Se giró para marcharse inmediatamente y chocó contra el fuerte pecho de Lukas. Se agarró al bolso que llevaba colgado del hombro y dijo:
–Si me perdonas, tengo que marcharme.
–¿Marcharte? ¿Adónde exactamente?
–Marcharme de la isla con los demás. No tiene sentido que me quede aquí más tiempo.
–Por supuesto que sí, agape, no te vas a ir a ninguna parte –la contradijo Lukas, agarrándola por la muñeca y llevándosela al pecho.
Calista sintió pánico, pero, extrañamente, no fue una sensación completamente desagradable.
–¿Qué quieres decir?
–Lo que he dicho. Que tú y yo tenemos cosas de las que hablar. Y que no te vas a marchar de Thalassa hasta que no lo hayamos hecho.
–¿Me vas a retener por la fuerza?
–Si es necesario, sí.
–No seas ridículo.
Intentó mostrarse fuerte y dura. Clavó la vista en la muñeca que Lukas le estaba agarrando y no la apartó hasta que él no la hubo soltado.
–¿Y de qué tenemos que hablar? Que yo sepa, no tenemos ningún tema pendiente –mintió.
–No me digas que se te ha olvidado, Calista. Porque yo todavía me acuerdo –le contestó él con la mirada brillante–. Digamos que la imagen de tu cuerpo medio desnudo en mi sofá, de tus piernas alrededor de mi cintura, me ha acompañado todos estos años. Tal vez demasiado. Supongo que es lo que ocurre cuando estás en la cárcel. Uno se tiene que conformar con lo que tiene.
Callie se ruborizó y dio gracias de llevar puesto el velo negro que ocultaba parcialmente su rostro. Al menos hasta que Lukas lo retiró suavemente. Por un instante, Calista pensó que iba a besarla como si fuese una novia.
–Así está mucho mejor.
La miró mientras ella contenía la respiración.

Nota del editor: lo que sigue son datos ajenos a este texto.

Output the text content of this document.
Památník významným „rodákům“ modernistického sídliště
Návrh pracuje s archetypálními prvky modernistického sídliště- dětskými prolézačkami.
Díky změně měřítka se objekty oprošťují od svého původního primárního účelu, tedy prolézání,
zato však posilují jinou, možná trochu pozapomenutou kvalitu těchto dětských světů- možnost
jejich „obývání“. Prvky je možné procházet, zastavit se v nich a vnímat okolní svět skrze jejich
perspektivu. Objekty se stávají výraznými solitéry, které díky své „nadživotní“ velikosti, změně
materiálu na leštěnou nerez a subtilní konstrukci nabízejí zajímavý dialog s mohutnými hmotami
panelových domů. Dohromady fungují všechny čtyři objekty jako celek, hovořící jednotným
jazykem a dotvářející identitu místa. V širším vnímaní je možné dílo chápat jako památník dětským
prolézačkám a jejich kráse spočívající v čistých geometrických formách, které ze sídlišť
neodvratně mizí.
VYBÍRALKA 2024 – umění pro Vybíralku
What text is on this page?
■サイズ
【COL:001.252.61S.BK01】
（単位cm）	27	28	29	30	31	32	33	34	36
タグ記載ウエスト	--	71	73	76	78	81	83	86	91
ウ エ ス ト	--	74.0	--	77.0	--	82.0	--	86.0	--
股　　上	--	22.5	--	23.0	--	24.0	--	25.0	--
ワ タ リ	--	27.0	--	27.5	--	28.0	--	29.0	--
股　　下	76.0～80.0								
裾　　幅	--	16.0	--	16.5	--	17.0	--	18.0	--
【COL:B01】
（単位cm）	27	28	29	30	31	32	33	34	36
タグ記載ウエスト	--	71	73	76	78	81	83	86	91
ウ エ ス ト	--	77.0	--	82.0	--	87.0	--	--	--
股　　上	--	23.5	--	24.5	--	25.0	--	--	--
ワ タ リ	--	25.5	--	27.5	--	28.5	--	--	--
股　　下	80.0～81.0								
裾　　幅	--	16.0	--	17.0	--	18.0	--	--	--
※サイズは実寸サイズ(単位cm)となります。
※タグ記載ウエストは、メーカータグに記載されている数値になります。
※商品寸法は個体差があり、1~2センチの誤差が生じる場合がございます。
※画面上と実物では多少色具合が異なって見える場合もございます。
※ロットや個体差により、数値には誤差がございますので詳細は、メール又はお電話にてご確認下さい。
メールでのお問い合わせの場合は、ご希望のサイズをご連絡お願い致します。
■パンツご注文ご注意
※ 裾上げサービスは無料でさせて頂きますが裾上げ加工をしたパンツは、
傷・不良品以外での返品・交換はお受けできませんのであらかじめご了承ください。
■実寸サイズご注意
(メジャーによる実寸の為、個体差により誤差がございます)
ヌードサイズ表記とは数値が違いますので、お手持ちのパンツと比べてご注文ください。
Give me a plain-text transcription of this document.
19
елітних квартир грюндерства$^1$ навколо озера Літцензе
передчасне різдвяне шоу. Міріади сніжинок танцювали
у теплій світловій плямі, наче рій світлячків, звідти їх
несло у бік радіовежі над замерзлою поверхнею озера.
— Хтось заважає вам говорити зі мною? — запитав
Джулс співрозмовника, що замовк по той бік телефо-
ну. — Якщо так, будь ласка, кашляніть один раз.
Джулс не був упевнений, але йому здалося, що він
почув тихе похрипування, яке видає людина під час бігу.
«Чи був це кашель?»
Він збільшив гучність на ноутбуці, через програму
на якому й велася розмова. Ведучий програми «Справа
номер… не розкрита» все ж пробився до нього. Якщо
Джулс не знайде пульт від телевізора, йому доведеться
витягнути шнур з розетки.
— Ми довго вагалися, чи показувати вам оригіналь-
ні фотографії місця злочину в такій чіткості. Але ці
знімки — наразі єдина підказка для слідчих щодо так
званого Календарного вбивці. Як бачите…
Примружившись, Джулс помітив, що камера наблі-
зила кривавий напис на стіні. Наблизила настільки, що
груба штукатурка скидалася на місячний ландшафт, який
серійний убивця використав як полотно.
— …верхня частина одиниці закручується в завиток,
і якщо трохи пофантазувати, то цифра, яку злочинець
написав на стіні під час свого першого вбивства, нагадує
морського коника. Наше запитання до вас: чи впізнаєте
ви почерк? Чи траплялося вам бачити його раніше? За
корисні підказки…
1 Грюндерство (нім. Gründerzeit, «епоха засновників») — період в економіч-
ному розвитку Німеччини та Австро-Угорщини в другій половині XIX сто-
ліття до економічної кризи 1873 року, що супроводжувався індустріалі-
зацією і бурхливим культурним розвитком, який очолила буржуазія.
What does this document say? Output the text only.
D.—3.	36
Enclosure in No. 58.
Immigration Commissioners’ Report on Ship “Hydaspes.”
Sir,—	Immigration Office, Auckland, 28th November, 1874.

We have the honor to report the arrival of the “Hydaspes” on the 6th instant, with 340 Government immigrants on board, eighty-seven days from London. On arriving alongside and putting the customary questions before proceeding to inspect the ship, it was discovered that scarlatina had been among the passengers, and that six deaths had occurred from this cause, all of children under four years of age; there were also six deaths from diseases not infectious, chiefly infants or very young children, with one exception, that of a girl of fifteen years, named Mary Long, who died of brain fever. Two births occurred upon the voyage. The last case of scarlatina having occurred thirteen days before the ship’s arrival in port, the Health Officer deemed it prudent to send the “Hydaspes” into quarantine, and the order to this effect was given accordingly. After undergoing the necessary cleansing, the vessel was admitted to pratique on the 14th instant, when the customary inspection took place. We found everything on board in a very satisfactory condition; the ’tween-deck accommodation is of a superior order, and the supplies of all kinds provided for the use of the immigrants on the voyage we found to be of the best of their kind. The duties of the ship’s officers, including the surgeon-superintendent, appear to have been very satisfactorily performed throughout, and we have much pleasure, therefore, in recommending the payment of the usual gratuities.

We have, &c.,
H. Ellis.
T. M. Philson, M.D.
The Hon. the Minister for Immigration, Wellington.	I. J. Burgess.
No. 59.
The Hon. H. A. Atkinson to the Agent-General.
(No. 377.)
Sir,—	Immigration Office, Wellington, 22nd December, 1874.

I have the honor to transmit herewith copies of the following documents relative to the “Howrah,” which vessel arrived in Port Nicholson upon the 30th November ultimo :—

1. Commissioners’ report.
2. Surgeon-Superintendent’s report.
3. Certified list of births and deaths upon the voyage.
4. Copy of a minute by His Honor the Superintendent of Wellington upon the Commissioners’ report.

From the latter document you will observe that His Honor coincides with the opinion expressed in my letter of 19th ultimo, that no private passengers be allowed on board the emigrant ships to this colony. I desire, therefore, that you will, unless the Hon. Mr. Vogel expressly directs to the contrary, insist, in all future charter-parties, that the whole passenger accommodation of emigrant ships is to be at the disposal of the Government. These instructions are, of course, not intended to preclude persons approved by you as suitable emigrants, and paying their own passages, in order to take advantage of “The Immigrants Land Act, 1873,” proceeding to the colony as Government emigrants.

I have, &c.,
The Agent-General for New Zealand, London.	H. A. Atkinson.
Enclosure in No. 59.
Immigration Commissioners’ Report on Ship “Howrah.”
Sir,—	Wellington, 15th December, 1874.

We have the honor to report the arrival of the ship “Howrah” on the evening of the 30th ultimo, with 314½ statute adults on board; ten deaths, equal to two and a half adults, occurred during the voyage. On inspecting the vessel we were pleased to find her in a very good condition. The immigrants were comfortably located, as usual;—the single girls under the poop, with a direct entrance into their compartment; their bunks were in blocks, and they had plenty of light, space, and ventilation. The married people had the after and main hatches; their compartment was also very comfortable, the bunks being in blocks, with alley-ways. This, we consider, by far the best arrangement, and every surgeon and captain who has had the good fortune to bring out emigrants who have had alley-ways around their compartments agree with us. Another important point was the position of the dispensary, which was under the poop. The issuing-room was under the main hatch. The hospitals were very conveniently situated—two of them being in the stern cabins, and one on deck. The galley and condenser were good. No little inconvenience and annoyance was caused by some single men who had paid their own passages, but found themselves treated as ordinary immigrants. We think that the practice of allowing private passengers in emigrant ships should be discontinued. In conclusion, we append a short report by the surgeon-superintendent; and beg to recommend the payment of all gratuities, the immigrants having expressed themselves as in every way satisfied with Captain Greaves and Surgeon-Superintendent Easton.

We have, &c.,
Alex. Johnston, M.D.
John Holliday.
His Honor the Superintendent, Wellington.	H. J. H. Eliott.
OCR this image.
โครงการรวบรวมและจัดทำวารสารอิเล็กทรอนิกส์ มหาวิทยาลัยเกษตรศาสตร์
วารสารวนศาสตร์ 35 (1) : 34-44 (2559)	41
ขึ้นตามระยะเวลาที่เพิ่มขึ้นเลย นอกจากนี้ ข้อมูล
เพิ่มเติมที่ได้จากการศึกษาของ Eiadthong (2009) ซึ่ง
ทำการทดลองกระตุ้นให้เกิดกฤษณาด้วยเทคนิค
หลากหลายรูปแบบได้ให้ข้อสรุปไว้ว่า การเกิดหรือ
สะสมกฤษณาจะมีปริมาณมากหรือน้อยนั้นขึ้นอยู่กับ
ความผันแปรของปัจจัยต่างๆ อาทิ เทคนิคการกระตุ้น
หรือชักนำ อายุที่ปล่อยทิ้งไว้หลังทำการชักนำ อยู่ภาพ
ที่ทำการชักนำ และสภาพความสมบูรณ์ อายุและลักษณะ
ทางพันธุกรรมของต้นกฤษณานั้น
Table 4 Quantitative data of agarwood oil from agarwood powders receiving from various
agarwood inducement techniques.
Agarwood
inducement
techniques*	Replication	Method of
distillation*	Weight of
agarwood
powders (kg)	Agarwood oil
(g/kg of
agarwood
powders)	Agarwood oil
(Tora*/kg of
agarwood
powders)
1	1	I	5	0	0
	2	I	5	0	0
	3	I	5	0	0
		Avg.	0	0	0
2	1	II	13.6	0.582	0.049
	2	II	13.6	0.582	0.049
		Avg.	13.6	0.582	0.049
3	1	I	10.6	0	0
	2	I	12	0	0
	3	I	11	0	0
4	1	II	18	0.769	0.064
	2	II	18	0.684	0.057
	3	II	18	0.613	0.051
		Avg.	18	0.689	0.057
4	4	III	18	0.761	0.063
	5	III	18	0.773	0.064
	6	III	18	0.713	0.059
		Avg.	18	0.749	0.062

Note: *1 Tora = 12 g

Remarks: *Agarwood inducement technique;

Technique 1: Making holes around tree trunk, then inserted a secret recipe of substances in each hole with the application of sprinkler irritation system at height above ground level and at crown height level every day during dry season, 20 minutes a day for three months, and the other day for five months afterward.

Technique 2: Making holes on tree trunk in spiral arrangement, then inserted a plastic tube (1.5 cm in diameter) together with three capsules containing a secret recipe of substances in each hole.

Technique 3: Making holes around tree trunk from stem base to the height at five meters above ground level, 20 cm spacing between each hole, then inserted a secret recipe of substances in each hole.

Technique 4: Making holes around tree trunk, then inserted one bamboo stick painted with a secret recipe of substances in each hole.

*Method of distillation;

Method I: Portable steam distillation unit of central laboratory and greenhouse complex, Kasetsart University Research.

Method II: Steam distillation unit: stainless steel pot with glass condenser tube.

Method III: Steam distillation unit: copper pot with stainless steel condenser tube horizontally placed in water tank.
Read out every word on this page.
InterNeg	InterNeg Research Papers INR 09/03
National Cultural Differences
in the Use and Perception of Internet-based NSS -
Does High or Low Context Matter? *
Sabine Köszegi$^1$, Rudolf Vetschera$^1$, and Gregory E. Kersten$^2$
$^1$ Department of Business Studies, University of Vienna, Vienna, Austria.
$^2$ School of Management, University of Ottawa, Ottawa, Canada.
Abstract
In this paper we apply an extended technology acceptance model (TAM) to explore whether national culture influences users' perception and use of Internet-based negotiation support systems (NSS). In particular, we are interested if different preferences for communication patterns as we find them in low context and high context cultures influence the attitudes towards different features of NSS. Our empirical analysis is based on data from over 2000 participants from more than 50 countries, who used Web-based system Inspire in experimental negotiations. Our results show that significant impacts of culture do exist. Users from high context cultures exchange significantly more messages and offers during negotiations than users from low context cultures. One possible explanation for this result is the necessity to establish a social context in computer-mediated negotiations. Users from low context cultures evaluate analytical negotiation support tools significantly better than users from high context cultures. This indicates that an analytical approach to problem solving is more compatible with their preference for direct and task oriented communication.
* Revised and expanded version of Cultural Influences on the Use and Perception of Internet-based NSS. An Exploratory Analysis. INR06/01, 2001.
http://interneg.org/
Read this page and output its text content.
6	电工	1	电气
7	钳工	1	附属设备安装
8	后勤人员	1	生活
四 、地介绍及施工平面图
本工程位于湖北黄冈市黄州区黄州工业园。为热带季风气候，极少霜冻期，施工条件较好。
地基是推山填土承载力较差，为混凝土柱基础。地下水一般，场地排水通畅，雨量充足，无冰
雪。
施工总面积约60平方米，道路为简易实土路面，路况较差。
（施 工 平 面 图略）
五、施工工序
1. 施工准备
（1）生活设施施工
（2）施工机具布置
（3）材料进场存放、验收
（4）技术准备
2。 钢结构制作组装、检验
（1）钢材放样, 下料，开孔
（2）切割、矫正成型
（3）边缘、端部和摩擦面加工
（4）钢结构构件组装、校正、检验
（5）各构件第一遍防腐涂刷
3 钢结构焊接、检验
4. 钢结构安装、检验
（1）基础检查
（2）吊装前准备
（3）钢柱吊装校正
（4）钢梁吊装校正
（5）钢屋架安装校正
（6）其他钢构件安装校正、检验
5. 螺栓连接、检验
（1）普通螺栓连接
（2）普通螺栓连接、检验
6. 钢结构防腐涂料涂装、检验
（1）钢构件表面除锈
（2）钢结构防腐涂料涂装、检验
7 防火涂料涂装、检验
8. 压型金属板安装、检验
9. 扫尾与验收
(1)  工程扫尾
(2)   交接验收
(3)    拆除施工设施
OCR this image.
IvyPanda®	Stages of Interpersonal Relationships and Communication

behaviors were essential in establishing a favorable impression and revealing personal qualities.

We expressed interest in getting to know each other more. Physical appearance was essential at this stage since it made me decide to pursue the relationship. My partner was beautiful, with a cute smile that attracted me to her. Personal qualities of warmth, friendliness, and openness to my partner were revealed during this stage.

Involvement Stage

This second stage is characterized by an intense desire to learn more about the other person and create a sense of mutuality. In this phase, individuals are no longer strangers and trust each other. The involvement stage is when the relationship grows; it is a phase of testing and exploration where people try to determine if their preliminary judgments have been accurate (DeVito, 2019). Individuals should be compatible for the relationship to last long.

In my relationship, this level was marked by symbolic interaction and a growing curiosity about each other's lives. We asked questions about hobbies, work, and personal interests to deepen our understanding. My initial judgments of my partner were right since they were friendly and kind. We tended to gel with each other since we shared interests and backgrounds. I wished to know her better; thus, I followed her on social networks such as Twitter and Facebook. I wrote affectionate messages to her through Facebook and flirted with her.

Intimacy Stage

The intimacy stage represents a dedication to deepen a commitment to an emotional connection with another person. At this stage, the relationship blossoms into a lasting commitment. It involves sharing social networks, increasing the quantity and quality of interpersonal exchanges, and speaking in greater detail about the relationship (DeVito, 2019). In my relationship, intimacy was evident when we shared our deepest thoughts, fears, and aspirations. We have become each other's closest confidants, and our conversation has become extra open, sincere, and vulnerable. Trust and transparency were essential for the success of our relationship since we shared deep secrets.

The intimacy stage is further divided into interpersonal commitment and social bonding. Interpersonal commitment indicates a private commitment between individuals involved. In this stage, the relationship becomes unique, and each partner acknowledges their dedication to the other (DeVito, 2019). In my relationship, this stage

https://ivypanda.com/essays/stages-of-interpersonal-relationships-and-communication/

–Se me había olvidado lo bella que eres, Calista.
Ella respiró por fin con un gemido. Lo último que había esperado era un cumplido.
–No sabes cuánto deseo que retomemos nuestra relación. Llevo esperándolo casi cinco años.
Ella se puso tensa.
–Si piensas que voy a volver a acostarme contigo, Lukas, estás muy equivocado.
–No hace falta que nos metamos en una cama, podemos hacerlo en el sofá, contra la pared, o aquí mismo, frente a la tumba de tu padre. Me da igual. Te deseo, Calista. Y te advierto que siempre consigo lo que quiero.
LUKAS vio temor en el rostro de Calista.